Mit dem Grubenunglück in Chile wurde auch den Schweizern bewusst, in welch prekären Verhältnissen hier viele Kumpel arbeiten. Modernste Technologie, die auch beim Bau des neuen Gotthardtunnels verwendet wurde, führten zu einem glücklichen Ende.

Ester Stahel meint dazu: "In der Schule hat man uns nur erzählt, dass ein Herr Favre den Durchstich des ersten Tunnels vollbracht hatte, nicht aber wie viele italienische Arbeiter beim Bau ums Leben kamen und wie unmenschlich die Arbeitsbedingungen Ende des 19. Jahrhunderts waren.

Rettungskapsel Fenix als Touristenattraktion

Die Rettungskapsel Fenix steht nun zur Besichtigung vor dem Regierungspalast in Santiago, wo sich später auch die Hobby-Kumpel aus der Schweiz hätten fotografieren lassen können. "In Kürze wird sie wohl als Andenken im Kleinformat im Souvenirgeschäft erhältlich sein," meint Allan Eisler belustigt.
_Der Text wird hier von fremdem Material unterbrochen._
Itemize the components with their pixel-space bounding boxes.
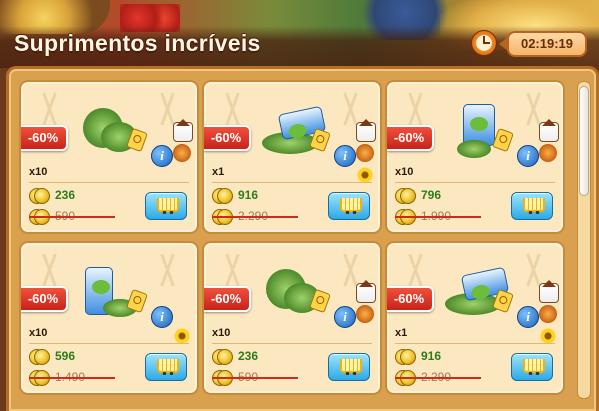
strikethrough-line [29, 377, 115, 379]
sale-price: 796 [421, 188, 442, 202]
shopping-cart-icon [523, 198, 545, 214]
strikethrough-line [395, 216, 481, 218]
offer-card: -60%x10i5961.490 [19, 241, 199, 395]
info-icon[interactable]: i [151, 145, 173, 167]
scrollbar[interactable] [577, 81, 591, 399]
card-divider [395, 182, 555, 183]
sale-price: 236 [238, 349, 259, 363]
discount-badge: -60% [21, 286, 68, 312]
wheat-decoration [401, 249, 431, 289]
food-icon [173, 144, 191, 162]
card-divider [29, 343, 189, 344]
food-icon [356, 305, 374, 323]
shopping-cart-icon [340, 359, 362, 375]
coin-icon [217, 349, 233, 365]
food-icon [356, 144, 374, 162]
sale-price: 236 [55, 188, 76, 202]
strikethrough-line [212, 377, 298, 379]
food-icon [539, 305, 557, 323]
house-icon [173, 119, 193, 142]
card-divider [212, 343, 372, 344]
strikethrough-line [395, 377, 481, 379]
sale-price: 916 [421, 349, 442, 363]
buy-button[interactable] [511, 353, 553, 381]
buy-button[interactable] [328, 192, 370, 220]
price-tag-icon [492, 127, 514, 153]
discount-badge: -60% [204, 125, 251, 151]
wheat-decoration [153, 249, 183, 289]
discount-badge: -60% [21, 125, 68, 151]
countdown-timer: 02:19:19 [499, 31, 587, 57]
card-divider [212, 182, 372, 183]
wheat-decoration [218, 249, 248, 289]
shopping-cart-icon [340, 198, 362, 214]
strikethrough-line [29, 216, 115, 218]
coin-icon [217, 188, 233, 204]
house-icon [356, 280, 376, 303]
house-icon [539, 280, 559, 303]
discount-badge: -60% [387, 125, 434, 151]
offer-card: -60%x10i7961.990 [385, 80, 565, 234]
shopping-cart-icon [157, 359, 179, 375]
offer-card: -60%x1i9162.290 [202, 80, 382, 234]
strikethrough-line [212, 216, 298, 218]
sale-price: 596 [55, 349, 76, 363]
page-title: Suprimentos incríveis [14, 30, 261, 56]
discount-badge: -60% [204, 286, 251, 312]
quantity-label: x10 [29, 166, 48, 178]
quantity-label: x1 [395, 327, 408, 339]
herbs-bundle-icon [77, 100, 148, 164]
wheat-decoration [218, 88, 248, 128]
buy-button[interactable] [511, 192, 553, 220]
fertilizer-bottle-icon [77, 261, 148, 325]
leaf-shape [457, 140, 491, 158]
info-icon[interactable]: i [151, 306, 173, 328]
discount-badge: -60% [387, 286, 434, 312]
quantity-label: x10 [29, 327, 48, 339]
wheat-decoration [401, 88, 431, 128]
quantity-label: x10 [212, 327, 231, 339]
coin-icon [400, 188, 416, 204]
coin-icon [34, 188, 50, 204]
buy-button[interactable] [145, 353, 187, 381]
coin-icon [34, 349, 50, 365]
wheat-decoration [35, 249, 65, 289]
info-icon[interactable]: i [334, 145, 356, 167]
shopping-cart-icon [523, 359, 545, 375]
buy-button[interactable] [328, 353, 370, 381]
scrollbar-thumb[interactable] [579, 86, 589, 196]
wheat-decoration [35, 88, 65, 128]
quantity-label: x10 [395, 166, 414, 178]
sale-price: 916 [238, 188, 259, 202]
header-banner: Suprimentos incríveis 02:19:19 [0, 0, 599, 68]
card-divider [29, 182, 189, 183]
offer-card: -60%x10i236590 [19, 80, 199, 234]
coin-icon [400, 349, 416, 365]
offer-card: -60%x1i9162.290 [385, 241, 565, 395]
seed-bag-icon [443, 100, 514, 164]
herbs-bundle-icon [260, 261, 331, 325]
house-icon [356, 119, 376, 142]
alarm-clock-icon [471, 30, 497, 56]
shopping-cart-icon [157, 198, 179, 214]
offer-card: -60%x10i236590 [202, 241, 382, 395]
beans-pile-icon [443, 261, 514, 325]
food-icon [539, 144, 557, 162]
info-icon[interactable]: i [517, 145, 539, 167]
house-icon [539, 119, 559, 142]
info-icon[interactable]: i [334, 306, 356, 328]
info-icon[interactable]: i [517, 306, 539, 328]
offers-panel: -60%x10i236590-60%x1i9162.290-60%x10i796… [6, 66, 599, 411]
card-divider [395, 343, 555, 344]
quantity-label: x1 [212, 166, 225, 178]
buy-button[interactable] [145, 192, 187, 220]
beans-pile-icon [260, 100, 331, 164]
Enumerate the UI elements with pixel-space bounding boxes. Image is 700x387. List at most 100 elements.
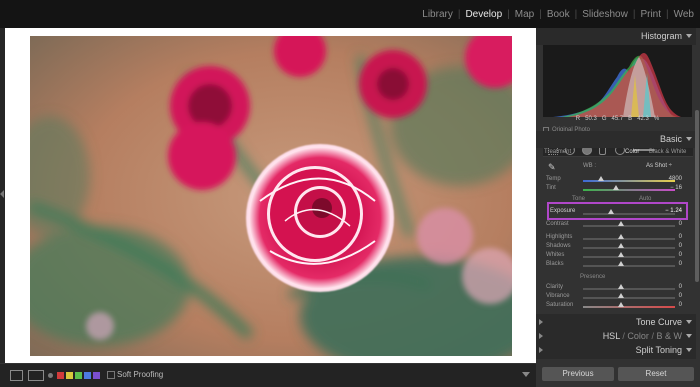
blacks-thumb[interactable] [618, 261, 624, 266]
split-toning-header[interactable]: Split Toning [536, 342, 696, 359]
whites-value[interactable]: 0 [652, 252, 682, 258]
readout-r: 50.3 [585, 116, 597, 122]
hsl-tabs: HSL / Color / B & W [603, 331, 682, 341]
develop-right-panel: Histogram R 50.3 G 45.7 B 42.3 % Origina… [536, 28, 700, 387]
module-print[interactable]: Print [636, 9, 665, 20]
treatment-bw[interactable]: Black & White [649, 149, 686, 155]
soft-proofing-label: Soft Proofing [117, 370, 164, 379]
tint-value[interactable]: − 16 [652, 185, 682, 191]
flag-icon[interactable] [48, 373, 53, 378]
toolbar: Soft Proofing [0, 363, 536, 387]
clarity-value[interactable]: 0 [652, 284, 682, 290]
highlights-thumb[interactable] [618, 234, 624, 239]
clarity-thumb[interactable] [618, 284, 624, 289]
contrast-thumb[interactable] [618, 221, 624, 226]
toolbar-menu-icon[interactable] [522, 372, 530, 377]
temp-thumb[interactable] [598, 176, 604, 181]
tab-color[interactable]: Color [627, 331, 649, 341]
blacks-label: Blacks [546, 261, 564, 267]
readout-g: 45.7 [611, 116, 624, 122]
temp-label: Temp [546, 176, 561, 182]
tint-label: Tint [546, 185, 556, 191]
wb-label: WB : [583, 163, 596, 169]
expand-icon[interactable] [539, 347, 543, 353]
basic-title: Basic [659, 134, 682, 144]
color-label-red[interactable] [57, 372, 64, 379]
split-toning-title: Split Toning [635, 345, 682, 355]
clarity-label: Clarity [546, 284, 564, 290]
collapse-icon[interactable] [686, 334, 692, 338]
highlights-value[interactable]: 0 [652, 234, 682, 240]
vibrance-value[interactable]: 0 [652, 293, 682, 299]
readout-b: 42.3 [637, 116, 649, 122]
expand-icon[interactable] [539, 319, 543, 325]
expand-left-panel-icon[interactable] [0, 190, 4, 198]
reset-button[interactable]: Reset [618, 367, 694, 381]
histogram[interactable] [543, 45, 692, 117]
highlights-label: Highlights [546, 234, 573, 240]
collapse-icon[interactable] [686, 137, 692, 141]
saturation-label: Saturation [546, 302, 574, 308]
shadows-label: Shadows [546, 243, 571, 249]
tab-bw[interactable]: B & W [656, 331, 682, 341]
before-after-icon[interactable] [28, 370, 44, 381]
panel-scrollbar[interactable] [695, 110, 699, 282]
exposure-value[interactable]: − 1.24 [652, 208, 682, 214]
flower-photo [30, 36, 512, 356]
saturation-thumb[interactable] [618, 302, 624, 307]
treatment-color[interactable]: Color [625, 149, 639, 155]
readout-b-label: B [628, 116, 633, 122]
collapse-icon[interactable] [686, 34, 692, 38]
contrast-label: Contrast [546, 221, 569, 227]
previous-button[interactable]: Previous [542, 367, 614, 381]
shadows-thumb[interactable] [618, 243, 624, 248]
temp-value[interactable]: 4800 [652, 176, 682, 182]
tab-separator: / [622, 331, 625, 341]
basic-header[interactable]: Basic [536, 131, 696, 148]
whites-label: Whites [546, 252, 565, 258]
tab-separator: / [651, 331, 654, 341]
histogram-readout: R 50.3 G 45.7 B 42.3 % [543, 116, 692, 126]
color-label-blue[interactable] [84, 372, 91, 379]
color-label-green[interactable] [75, 372, 82, 379]
tint-thumb[interactable] [613, 185, 619, 190]
color-label-purple[interactable] [93, 372, 100, 379]
loupe-view [5, 28, 536, 363]
module-web[interactable]: Web [670, 9, 698, 20]
module-book[interactable]: Book [543, 9, 574, 20]
histogram-header[interactable]: Histogram [536, 28, 696, 45]
module-slideshow[interactable]: Slideshow [578, 9, 632, 20]
module-picker: Library | Develop | Map | Book | Slidesh… [0, 0, 700, 28]
readout-r-label: R [575, 116, 581, 122]
exposure-thumb[interactable] [608, 209, 614, 214]
histogram-title: Histogram [640, 31, 682, 41]
tone-curve-title: Tone Curve [635, 317, 682, 327]
wb-select[interactable]: As Shot ÷ [646, 163, 672, 169]
treatment-label: Treatment : [544, 149, 575, 155]
module-library[interactable]: Library [418, 9, 457, 20]
vibrance-thumb[interactable] [618, 293, 624, 298]
tab-hsl[interactable]: HSL [603, 331, 620, 341]
contrast-value[interactable]: 0 [652, 221, 682, 227]
readout-unit: % [653, 116, 660, 122]
soft-proofing-checkbox[interactable] [107, 371, 115, 379]
collapse-icon[interactable] [686, 320, 692, 324]
shadows-value[interactable]: 0 [652, 243, 682, 249]
lightroom-window: Library | Develop | Map | Book | Slidesh… [0, 0, 700, 387]
collapse-icon[interactable] [686, 348, 692, 352]
module-develop[interactable]: Develop [461, 9, 506, 20]
whites-thumb[interactable] [618, 252, 624, 257]
photo-preview[interactable] [30, 36, 512, 356]
expand-icon[interactable] [539, 333, 543, 339]
color-label-yellow[interactable] [66, 372, 73, 379]
saturation-value[interactable]: 0 [652, 302, 682, 308]
histogram-graph [553, 53, 681, 117]
module-map[interactable]: Map [511, 9, 538, 20]
blacks-value[interactable]: 0 [652, 261, 682, 267]
module-list: Library | Develop | Map | Book | Slidesh… [418, 9, 698, 20]
wb-eyedropper-icon[interactable]: ✎ [548, 162, 556, 173]
exposure-label: Exposure [550, 208, 576, 214]
loupe-view-icon[interactable] [10, 370, 23, 381]
vibrance-label: Vibrance [546, 293, 570, 299]
presence-label: Presence [580, 274, 606, 280]
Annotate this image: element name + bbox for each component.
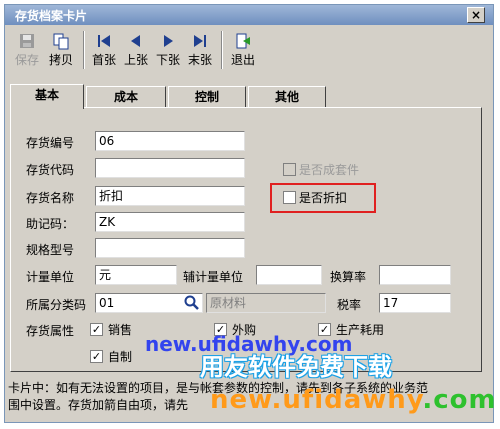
- category-name-field: 原材料: [206, 293, 326, 313]
- exit-door-icon: [236, 33, 250, 49]
- watermark-slogan: 用友软件免费下载: [200, 353, 392, 381]
- sales-checkbox[interactable]: ✓: [90, 323, 103, 336]
- tax-label: 税率: [337, 298, 362, 312]
- code-label: 存货编号: [26, 136, 75, 150]
- unit-label: 计量单位: [26, 270, 75, 284]
- selfmade-checkbox[interactable]: ✓: [90, 350, 103, 363]
- aux-unit-field[interactable]: [256, 265, 322, 285]
- spec-field[interactable]: [95, 238, 245, 258]
- lookup-button[interactable]: [183, 294, 201, 312]
- exit-button[interactable]: 退出: [227, 29, 259, 71]
- name-field[interactable]: 折扣: [95, 186, 245, 206]
- unit-field[interactable]: 元: [95, 265, 177, 285]
- toolbar-separator: [221, 31, 223, 69]
- exit-label: 退出: [230, 53, 255, 67]
- previous-record-button[interactable]: 上张: [121, 29, 151, 71]
- alias-label: 存货代码: [26, 163, 75, 177]
- sales-label: 销售: [108, 323, 133, 337]
- name-label: 存货名称: [26, 191, 75, 205]
- mnemonic-label: 助记码：: [26, 217, 75, 231]
- first-label: 首张: [91, 53, 116, 67]
- code-field[interactable]: 06: [95, 131, 245, 151]
- copy-label: 拷贝: [48, 53, 73, 67]
- window-title: 存货档案卡片: [15, 9, 88, 23]
- next-label: 下张: [155, 53, 180, 67]
- toolbar-separator: [83, 31, 85, 69]
- finished-set-label: 是否成套件: [299, 163, 360, 177]
- selfmade-label: 自制: [108, 350, 133, 364]
- previous-label: 上张: [123, 53, 148, 67]
- tax-field[interactable]: 17: [379, 293, 451, 313]
- tab-other[interactable]: 其他: [248, 86, 326, 108]
- close-button[interactable]: ×: [467, 7, 485, 23]
- discount-label: 是否折扣: [299, 191, 348, 205]
- toolbar: 保存 拷贝 首张 上张 下张 末张 退出: [9, 29, 489, 73]
- next-arrow-icon: [164, 35, 173, 47]
- next-record-button[interactable]: 下张: [153, 29, 183, 71]
- mnemonic-field[interactable]: ZK: [95, 212, 245, 232]
- attribute-label: 存货属性: [26, 324, 75, 338]
- last-arrow-icon: [194, 35, 206, 47]
- rate-field[interactable]: [379, 265, 451, 285]
- finished-set-checkbox[interactable]: [283, 163, 296, 176]
- watermark-url-suffix: .com: [422, 385, 497, 415]
- discount-checkbox[interactable]: [283, 191, 296, 204]
- tab-cost[interactable]: 成本: [86, 86, 166, 108]
- last-label: 末张: [187, 53, 212, 67]
- watermark-url-main: new.ufidawhy: [210, 385, 423, 415]
- watermark-url-large: new.ufidawhy.com: [210, 385, 497, 415]
- tab-strip: 基本 成本 控制 其他: [10, 84, 480, 109]
- previous-arrow-icon: [131, 35, 140, 47]
- save-label: 保存: [14, 53, 39, 67]
- aux-unit-label: 辅计量单位: [183, 270, 244, 284]
- search-icon: [184, 295, 199, 310]
- save-button[interactable]: 保存: [11, 29, 43, 71]
- copy-button[interactable]: 拷贝: [45, 29, 77, 71]
- last-record-button[interactable]: 末张: [185, 29, 215, 71]
- title-bar: 存货档案卡片 ×: [5, 5, 493, 25]
- alias-field[interactable]: [95, 158, 245, 178]
- floppy-disk-icon: [20, 34, 34, 48]
- spec-label: 规格型号: [26, 243, 75, 257]
- first-record-button[interactable]: 首张: [89, 29, 119, 71]
- tab-basic[interactable]: 基本: [10, 84, 84, 109]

Cajón de Maipo - Sainte-Croix

Im vergangenen Jahr nahm eine Gruppe von Chilenen aus dem Bergtal Cajón de Maipo am "Festival des Gens des Hauts-Pays" in Sainte-Croix teil und wohnte bei Gastfamilien.

Die Schweizer wurden zum Gegenbesuch eingeladen und sind bei ihren ehemaligen Gästen untergebracht.

Zum Besuchsprogramm gehörte die Besichtigung eines kleinen Bergwerks im Tal unter der Führung des Bergbauexperten Franzisco Astorga, der im letzten Jahr selber auch am Festival in Sainte-Croix teilgenommen hatte.

Am meisten interessiert die Chilenen die Förderung des Tourismus auch aus der Schweiz und der Austausch auf dem Gebiet des Erziehungs- und Ausbildungswesens.

Die Gäste aus Sainte-Croix waren dabei, als die Schweizer Botschafterin Yvonne Baumann den Grundstein für ein von der Botschaft finanziertes Zentrum für behinderte Kinder legte. Zusätzlich zum normalen Schulunterricht sollen diese Kinder ab dem kommenden Jahr hier Hilfsstunden bekommen.

Den Gästen aus Sainte-Croix fiel ein in der Schweiz nicht mehr vorhandener Patriotismus der Chilenen auf und dass auch Kindergärtler den Nationaltanz perfekt beherrschen.

Die Chilenen amüsierten sich, dass die für sie etwas sturen Schweizer nun hier plötzlich unpünktlich sind und auftauen.